Brahms put up his hands, trying to placate Goddard. “Robert, please—we must be rational about this!”
“Rational, Brahms? I’ll give you rational!”
Then he pulled a blade from the folds of this robe and thrust it into Brahms’ heart with a vengeful twist before he withdrew it.
Brahms went down without so much as a yelp.
Rand was shocked, but not horrified. As far as she was concerned, this was a very fortunate turn of events.
“Congratulations,” she said. “You
just broke the seventh scythe commandment.”
Finally, Goddard’s fury began to settle to a slow burn. “This damn impulsive body . . . ,” he said—but Rand knew the killing of Brahms had all to do with his head and not his heart.
Goddard began to pace with urgency, scrolling out a plan. “We’ll alert the BladeGuard of the boy’s escape. He killed the guards—we can tell them that he killed Brahms, as well.”
“Really?” said Ayn. “On the day of the inquest, you’re going to alert the Grandslayers that not only did you secretly bring a wanted criminal onto the island—you let him escape?”
He snarled at the realization that this entire matter had to be kept quiet.
“Here’s what we’ll do,” said Rand. “We’ll hide the bodies in the basement, and dispose of them after the inquest. If they’re never brought to a revival center, then no one will know what happened to them—which means no one but you and I will ever know that Rowan Damisch was even here.”
“I told Xenocrates!” Goddard yelled.
Rand shrugged. “So? You were bluffing. Toying with him. He wouldn’t put it past you!”
Goddard weighed it all, and finally nodded at the balance Rand had reached. “Yes, you’re right, Ayn. We have bigger things to concern ourselves with than a few dead bodies.”

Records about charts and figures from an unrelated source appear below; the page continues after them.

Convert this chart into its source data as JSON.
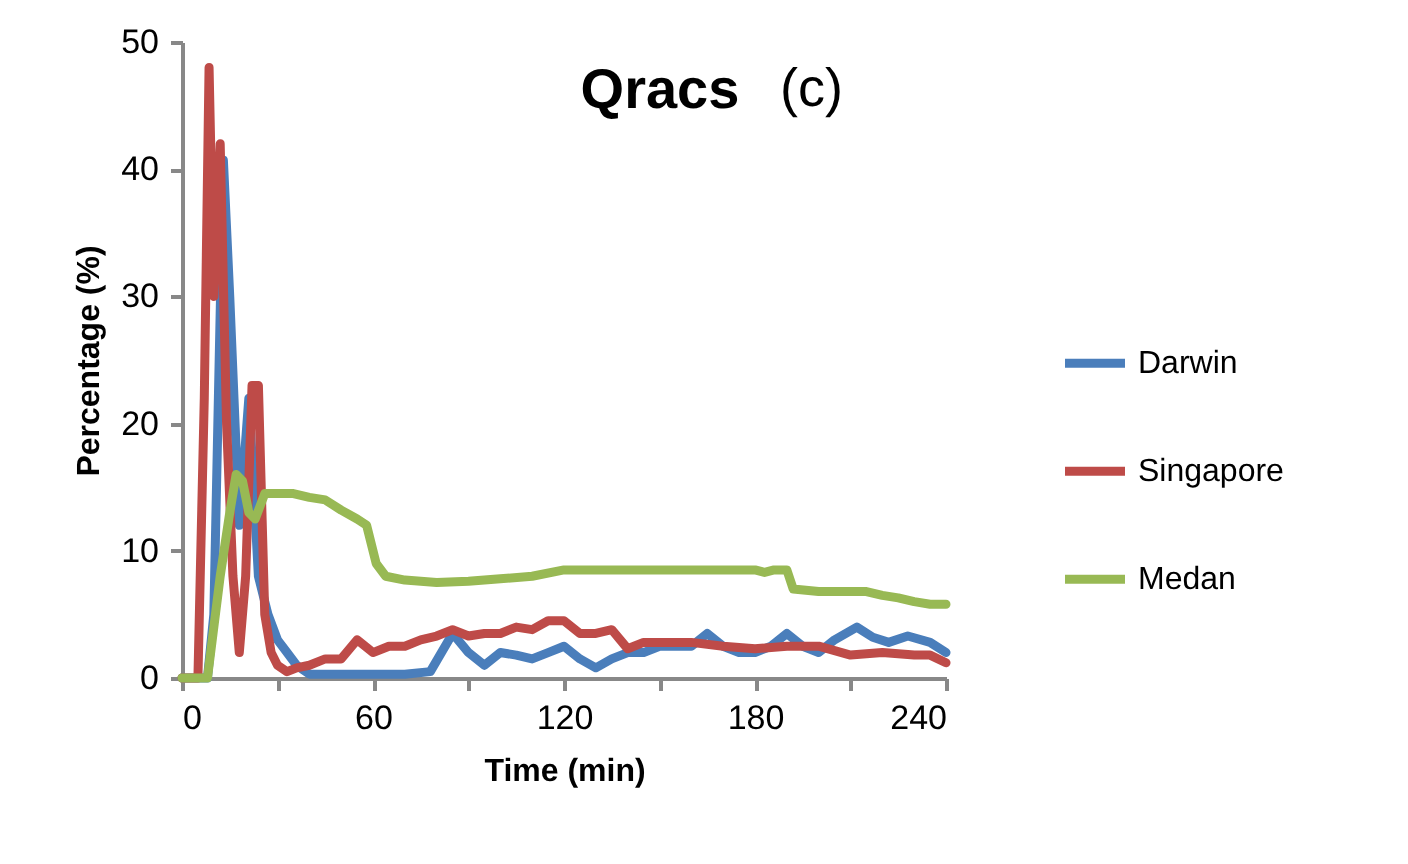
{
  "chart_data": {
    "type": "line",
    "title": "Qracs",
    "annotations": [
      "(c)"
    ],
    "xlabel": "Time (min)",
    "ylabel": "Percentage (%)",
    "xlim": [
      0,
      240
    ],
    "ylim": [
      0,
      50
    ],
    "xticks": [
      0,
      {
        "value": 30,
        "label": null
      },
      60,
      {
        "value": 90,
        "label": null
      },
      120,
      {
        "value": 150,
        "label": null
      },
      180,
      {
        "value": 210,
        "label": null
      },
      240
    ],
    "yticks": [
      0,
      10,
      20,
      30,
      40,
      50
    ],
    "grid": false,
    "legend": "right",
    "line_style": "solid",
    "series": [
      {
        "name": "Darwin",
        "color": "#4a7ebb",
        "x": [
          0,
          8,
          10,
          13,
          15,
          18,
          21,
          24,
          27,
          30,
          33,
          36,
          40,
          50,
          60,
          70,
          78,
          85,
          90,
          95,
          100,
          105,
          110,
          115,
          120,
          125,
          130,
          135,
          140,
          145,
          150,
          155,
          160,
          165,
          170,
          175,
          180,
          185,
          190,
          195,
          200,
          205,
          212,
          217,
          222,
          228,
          235,
          240
        ],
        "values": [
          0,
          0,
          5,
          40.7,
          30,
          12,
          22,
          8,
          5,
          3,
          2,
          1,
          0.3,
          0.3,
          0.3,
          0.3,
          0.5,
          3.5,
          2,
          1,
          2,
          1.8,
          1.5,
          2,
          2.5,
          1.5,
          0.8,
          1.5,
          2,
          2,
          2.5,
          2.5,
          2.5,
          3.5,
          2.5,
          2,
          2,
          2.5,
          3.5,
          2.5,
          2,
          3,
          4,
          3.2,
          2.8,
          3.3,
          2.8,
          2
        ]
      },
      {
        "name": "Singapore",
        "color": "#be4b48",
        "x": [
          0,
          5,
          7,
          8.5,
          10,
          12,
          14,
          16,
          18,
          20,
          22,
          24,
          26,
          28,
          30,
          33,
          36,
          40,
          45,
          50,
          55,
          60,
          65,
          70,
          75,
          80,
          85,
          90,
          95,
          100,
          105,
          110,
          115,
          120,
          125,
          130,
          135,
          140,
          145,
          150,
          160,
          170,
          180,
          190,
          200,
          210,
          220,
          230,
          235,
          240
        ],
        "values": [
          0,
          0,
          22,
          48,
          30,
          42,
          20,
          8,
          2,
          8,
          23,
          23,
          5,
          2,
          1,
          0.5,
          0.8,
          1,
          1.5,
          1.5,
          3,
          2,
          2.5,
          2.5,
          3,
          3.3,
          3.8,
          3.3,
          3.5,
          3.5,
          4,
          3.8,
          4.5,
          4.5,
          3.5,
          3.5,
          3.8,
          2.3,
          2.8,
          2.8,
          2.8,
          2.5,
          2.3,
          2.5,
          2.5,
          1.8,
          2,
          1.8,
          1.8,
          1.2
        ]
      },
      {
        "name": "Medan",
        "color": "#98b954",
        "x": [
          0,
          8,
          12,
          15,
          17,
          19,
          21,
          23,
          26,
          30,
          35,
          40,
          45,
          50,
          55,
          58,
          61,
          64,
          70,
          80,
          90,
          100,
          110,
          120,
          130,
          140,
          150,
          160,
          170,
          180,
          183,
          186,
          190,
          192,
          200,
          210,
          215,
          220,
          225,
          230,
          235,
          240
        ],
        "values": [
          0,
          0,
          8,
          13,
          16,
          15.5,
          13,
          12.5,
          14.5,
          14.5,
          14.5,
          14.2,
          14,
          13.2,
          12.5,
          12,
          9,
          8,
          7.7,
          7.5,
          7.6,
          7.8,
          8,
          8.5,
          8.5,
          8.5,
          8.5,
          8.5,
          8.5,
          8.5,
          8.3,
          8.5,
          8.5,
          7,
          6.8,
          6.8,
          6.8,
          6.5,
          6.3,
          6,
          5.8,
          5.8
        ]
      }
    ]
  }
}
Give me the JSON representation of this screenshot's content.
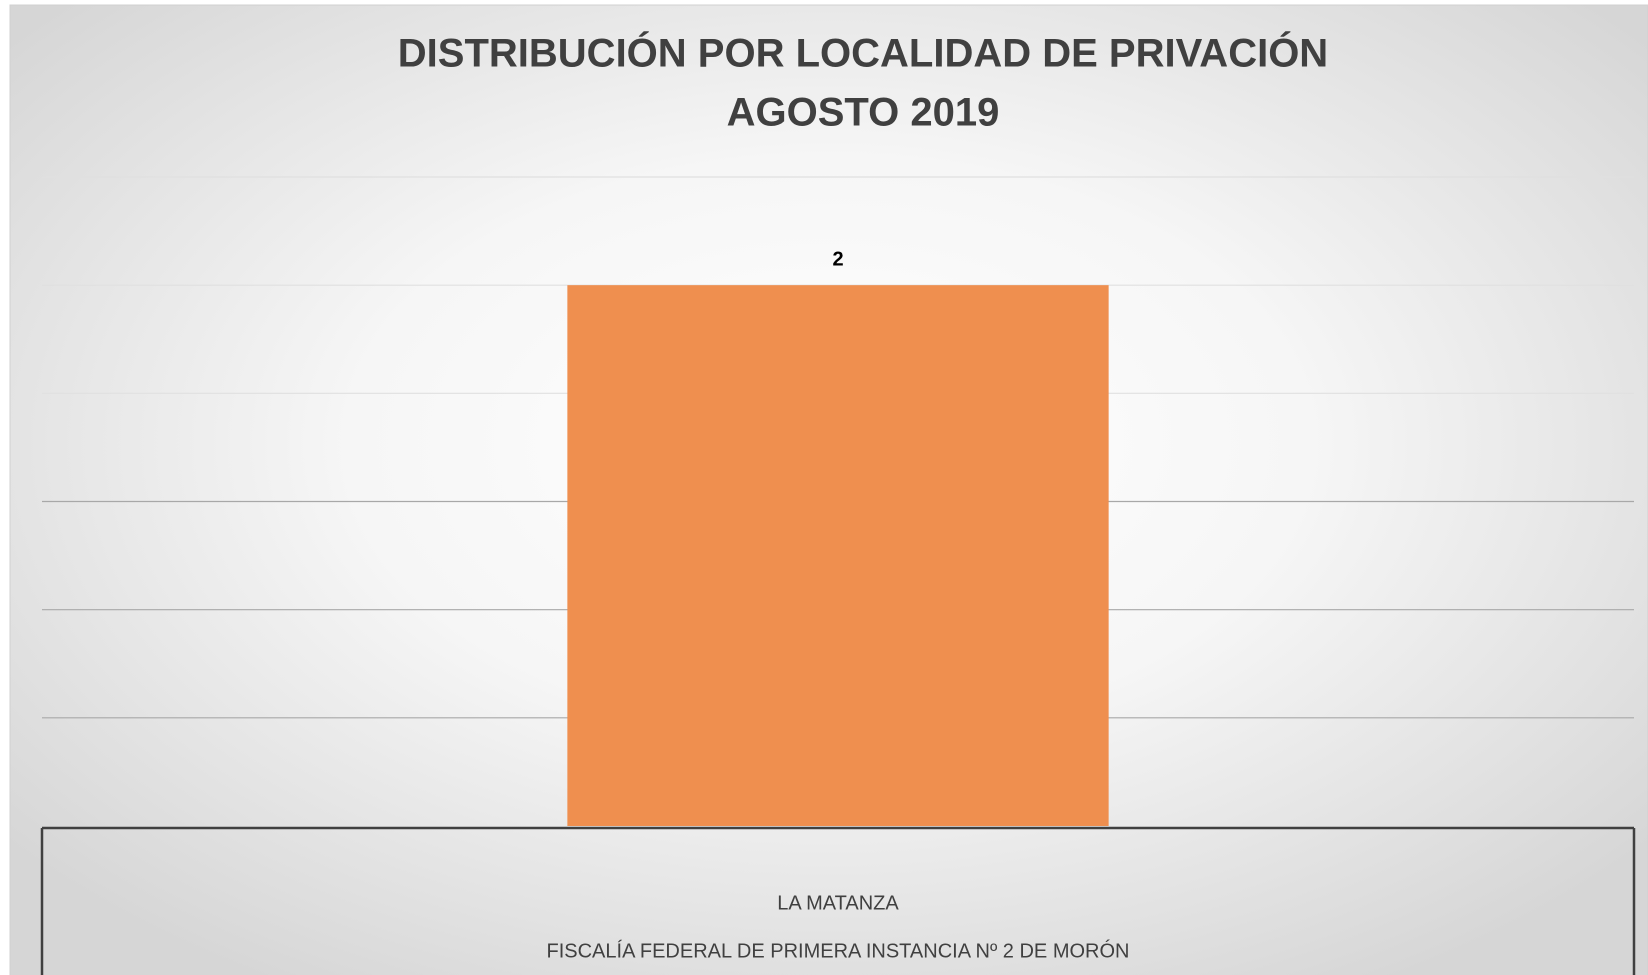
{
  "chart_data": {
    "type": "bar",
    "title": "DISTRIBUCIÓN POR LOCALIDAD DE PRIVACIÓN",
    "subtitle": "AGOSTO 2019",
    "categories": [
      "LA MATANZA"
    ],
    "category_groups": [
      "FISCALÍA FEDERAL DE PRIMERA INSTANCIA Nº 2 DE MORÓN"
    ],
    "values": [
      2
    ],
    "color": "#ef8f4f",
    "ylim": [
      0,
      2.4
    ],
    "yticks": [
      0,
      0.4,
      0.8,
      1.2,
      1.6,
      2,
      2.4
    ],
    "grid": true
  }
}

“Forget about Damisch,” added Rand. “Everything still moves forward without him.”
“Yes. Yes, it does. Thank you, Ayn.”
Then the lights flickered, and that brought a smile to Goddard. “See there? Our efforts rewarded. What a day this will be!”
He left Rand to handle the bodies, which she did, dragging them down into the basement and cleaning any telltale blood.
From the moment she told Rowan to take the guards out, she knew they must never be revived. Deadish would have to become dead—because the guards knew that she was the last one to pay Rowan a visit.
As for Brahms, she did not mourn his departure from this Earth. She couldn’t think of a scythe more deserving of being ended.